In truth, AI governance is not a separate discipline. It never has been. AI is not a new domain to govern. It is an extension of the data ecosystem you already have and when those two worlds are separated, governance doesn’t just weaken it fractures.

The Dangerous Illusion of AI Governance as a Separate Discipline

The instinct to separate AI governance often comes from a good place. AI introduces new risks: bias, explainability, ethical use, automated decision-making. These feel different from traditional data concerns like quality, ownership, and classification. But this separation ignores a fundamental truth that AI is entirely dependent on data. Without strong data governance covering lineage, quality, ownership, and control AI governance simply cannot function effectively. You cannot explain an AI decision if you cannot explain the data that shaped it. You cannot ensure fairness in outputs if you cannot trust the inputs. You cannot manage AI risk if the data pipeline itself is opaque and yet, many organizations are trying to do exactly that.

The Transparency Gap: When AI Works… But No One Knows Why

Imagine an AI model making the “right” decision. It performs well. It delivers value.

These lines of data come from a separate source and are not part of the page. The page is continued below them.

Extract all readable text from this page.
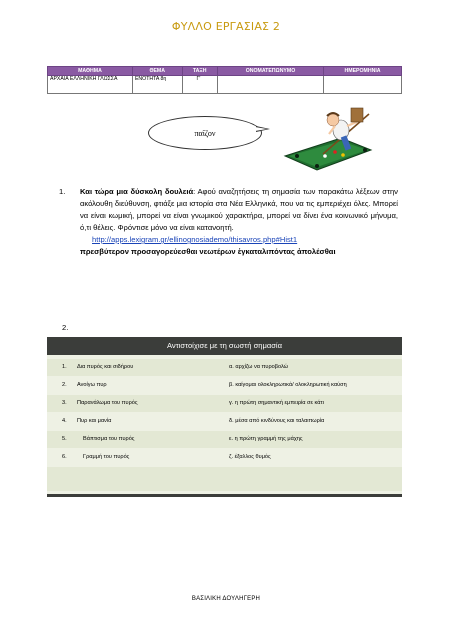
ΦΥΛΛΟ ΕΡΓΑΣΙΑΣ 2
ΜΑΘΗΜΑ	ΘΕΜΑ	ΤΑΞΗ	ΟΝΟΜΑΤΕΠΩΝΥΜΟ	ΗΜΕΡΟΜΗΝΙΑ
ΑΡΧΑΙΑ ΕΛΛΗΝΙΚΗ ΓΛΩΣΣΑ	ΕΝΟΤΗΤΑ 8η	Γ'		
παῖζον
1. Και τώρα μια δύσκολη δουλειά: Αφού αναζητήσεις τη σημασία των παρακάτω λέξεων στην ακόλουθη διεύθυνση, φτιάξε μια ιστορία στα Νέα Ελληνικά, που να τις εμπεριέχει όλες. Μπορεί να είναι κωμική, μπορεί να είναι γνωμικού χαρακτήρα, μπορεί να δίνει ένα κοινωνικό μήνυμα, ό,τι θέλεις. Φρόντισε μόνο να είναι κατανοητή.
http://apps.lexigram.gr/ellinognosiademo/thisavros.php#Hist1
πρεσβύτερον προσαγορεύεσθαι νεωτέρων ἐγκαταλιπόντας ἀπολέσθαι
2.
Αντιστοίχισε με τη σωστή σημασία
1. Δια πυρός και σιδήρου	α. αρχίζω να πυροβολώ
2. Ανοίγω πυρ	β. καίγομαι ολοκληρωτικά/ ολοκληρωτική καύση
3. Παρανάλωμα του πυρός	γ. η πρώτη σημαντική εμπειρία σε κάτι
4. Πυρ και μανία	δ. μέσα από κινδύνους και ταλαιπωρία
5.	Βάπτισμα του πυρός	ε. η πρώτη γραμμή της μάχης
6.	Γραμμή του πυρός	ζ. έξαλλος θυμός
ΒΑΣΙΛΙΚΗ ΔΟΥΛΗΓΕΡΗ
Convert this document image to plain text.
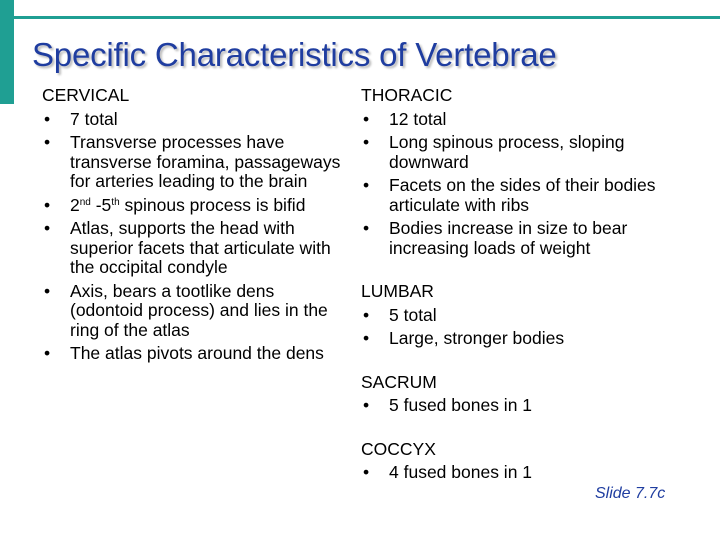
Specific Characteristics of Vertebrae
CERVICAL
• 7 total
• Transverse processes have transverse foramina, passageways for arteries leading to the brain
• 2nd -5th spinous process is bifid
• Atlas, supports the head with superior facets that articulate with the occipital condyle
• Axis, bears a tootlike dens (odontoid process) and lies in the ring of the atlas
• The atlas pivots around the dens
THORACIC
• 12 total
• Long spinous process, sloping downward
• Facets on the sides of their bodies articulate with ribs
• Bodies increase in size to bear increasing loads of weight
LUMBAR
• 5 total
• Large, stronger bodies
SACRUM
• 5 fused bones in 1
COCCYX
• 4 fused bones in 1
Slide 7.7c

The business is happy. But then comes a challenge from a regulator, a customer, or an internal audit. Why did the model make that decision? This is where the governance silo breaks down. AI governance demands explainabilityBut explainability depends on data lineage knowing where data came from, how it was transformed, and how it was used. Without that lineage, the organization is left with a model that work but cannot be trusted and in an AI-driven world, that is not a technical issue. It’s a business risk. The real question is no longer Does the model perform? It is Can we prove why it behaves the way it does?



The Feedback Loop: When AI Starts Creating Its Own Data

AI doesn’t just consume data. It creates it. Predictions, classifications, synthetic datasets, generated content all of these become new data assets flowing back into the organization and this is where the second major risk emerges. If that AI-generated data is not governed, catalogued, classified, and controlled it begins to operate outside the governance perimeter.

Over time, this creates feedback loops:

  • Models trained on outputs from previous models
  • Synthetic data reinforcing hidden biases
  • Decisions based on increasingly distorted sources

Unchecked, these loops can degrade accuracy, amplify bias, and erode trust in AI systems. This is the point where governance stops being about compliance and becomes about control of reality itself. because if you lose control of your data, you lose control of your AI.

The Blueprint for a Unified Governance Model

So what does a better model look like? Not two parallel governance structures. Not another layer of oversight. But a single, joined-up governance system that treats data and AI as one continuous pipeline. In practice, that means three fundamental shifts.

1. A Shared Language Across Data and AI

The simplest problems are often the most damaging. If your Data team defines “sensitive data” differently to your AI team. If “accuracy” means something different in a model than it does in a dataset. You don’t have governance. You have misalignment. A unified governance model starts with a shared taxonomy, common definitions, classifications, and standards that flow consistently from data creation through to AI output. This is what eliminates conflicting rules and the friction they create.

2. A Single Source of Truth for Data and AI Assets

Most organizations already have a data catalog. Few have one that extends into AI. A unified model requires a single, integrated metadata layer where:

  • Data is tagged, classified, and owned
  • AI datasets are labelled as “AI-ready” or “restricted”
  • Lineage connects data sources directly to model outputs

This creates visibility across the entire pipeline from ingestion to decision and that visibility is what enables trust because governance is not about documentation. It is about knowing what is happening, in real time, across your data and AI ecosystem.

3. One Governance Body, Not Two

The final and often most overlooked shift is organizational. Many organizations create separate AI ethics boards alongside existing data governance councils. This is a mistake. Effective governance requires joined-up decision making, where:

  • Data sources are assessed alongside model outputs
  • Ethical considerations are evaluated across the full lifecycle
  • Accountability is defined end-to-end

A cross-functional governance council bringing together business, data, AI, risk, and compliance is already the established model for governing enterprise data.  The answer is not to create another council. It’s to evolve the one you already have.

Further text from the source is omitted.